Friday, April 01, 2022

when tunnels trump roads


Last week I drove friends to Puerto Vallarta. They were flying home to Canada.

When I moved to this area of Mexico, the highway to Puerto Vallarta, 200, was a challenge. Narrow. Lots of blind curves. And traffic that would range from tractor slow to Ferrari fast. The type of drive that brings out the Stirling Moss in a lot of us.

The quality of the highway has greatly changed. Even I would have to admit that it has improved. Newly-paved. Widened. Plenty of passing spaces.

The only mosquito in the tortilla soup are two mountain patches. The first is just south of Puerto Vallarta where the road is simultaneously steep, serpentine, and narrow. Buses and trucks regularly constipate the flow of traffic.

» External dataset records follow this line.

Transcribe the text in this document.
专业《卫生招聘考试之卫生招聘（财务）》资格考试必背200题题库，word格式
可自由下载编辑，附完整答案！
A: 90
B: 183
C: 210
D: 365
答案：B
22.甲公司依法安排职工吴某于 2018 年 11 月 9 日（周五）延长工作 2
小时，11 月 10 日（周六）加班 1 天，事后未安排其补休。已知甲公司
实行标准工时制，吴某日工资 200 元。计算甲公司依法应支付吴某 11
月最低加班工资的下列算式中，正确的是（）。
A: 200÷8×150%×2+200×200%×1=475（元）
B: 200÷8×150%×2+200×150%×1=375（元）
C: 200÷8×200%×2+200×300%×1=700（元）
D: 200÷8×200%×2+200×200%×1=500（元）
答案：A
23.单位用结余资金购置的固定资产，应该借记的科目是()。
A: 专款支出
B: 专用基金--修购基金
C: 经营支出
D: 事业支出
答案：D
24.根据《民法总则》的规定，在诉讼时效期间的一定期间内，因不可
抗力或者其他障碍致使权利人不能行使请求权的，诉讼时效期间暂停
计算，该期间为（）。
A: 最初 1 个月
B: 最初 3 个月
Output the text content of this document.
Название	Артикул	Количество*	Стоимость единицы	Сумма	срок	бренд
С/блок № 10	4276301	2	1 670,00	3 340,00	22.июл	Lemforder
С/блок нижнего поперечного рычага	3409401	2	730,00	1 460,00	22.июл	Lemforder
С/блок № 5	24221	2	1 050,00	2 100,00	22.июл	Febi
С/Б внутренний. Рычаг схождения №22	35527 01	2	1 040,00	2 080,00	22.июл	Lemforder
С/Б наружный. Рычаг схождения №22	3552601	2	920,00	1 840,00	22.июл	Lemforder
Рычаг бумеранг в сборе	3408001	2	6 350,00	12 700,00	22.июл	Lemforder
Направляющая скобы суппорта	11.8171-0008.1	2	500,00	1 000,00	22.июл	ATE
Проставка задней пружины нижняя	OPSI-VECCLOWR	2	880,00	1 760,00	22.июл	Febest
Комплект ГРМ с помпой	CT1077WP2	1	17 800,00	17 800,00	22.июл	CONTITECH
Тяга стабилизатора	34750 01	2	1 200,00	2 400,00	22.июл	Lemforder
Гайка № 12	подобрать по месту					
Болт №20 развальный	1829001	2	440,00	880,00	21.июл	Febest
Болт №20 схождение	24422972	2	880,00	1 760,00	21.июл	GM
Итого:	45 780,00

The second is a similar stretch just north of Melaque where the road has exactly the same characteristics. It seems odd that the work done between El Tuito and La Manzanilla did not include the most problematic stretches of the drive between Barra de Navidad and Puerto Vallarta. After all, it is the main north-south highway on the Pacific coast of Mexico -- starting at Tepic and heading south to the Guatemala border.

As it turns out, something is being done. At least about the switchback section of road between Melaque and La Manzanilla.

Today, of all days, the Mexican federal government announced that that section of road was not improved during the last 5-years of construction because there has always been another plan on the books.

When the new bypass to Highway 80 was built, the highway designers intended it would be extended to join Highway 200 just north of La Manzanilla and it would essentially be a straight road. That did not seem possible because the same mountain spur that hosts the current road is as crooked as -- well, you can add your favorite target here.

Everything was made clear in today's official announcement. The road (the red line on the map) is almost straight because it does not go over the mountain; it goes under the mountain.

Taking a lesson from Swiss, French, and Italian highway designers, Mexico has opted for the Alps option. Or a mini-Alps option. The St. Gotthard tunnel is 10.5 miles long. This project will only be about half of that.

Funding is not a problem. Pemex is flush with cash because of the increased cost of petroleum. If Mexico can build a tourist train in Yucatan to compete with Disney, it can certainly afford to tunnel through a mountain spur. After all, there are plenty of Mexican companies who are experts in tunneling.

Including the company that dug the tunnel under the lagoon from Barra de Navidad to Colimilla back in 2016 (the tunnel to somewhere). Coincidentally, that project was announced on a day similar to this day.

Now -- what could 28 December and 1 April have in common?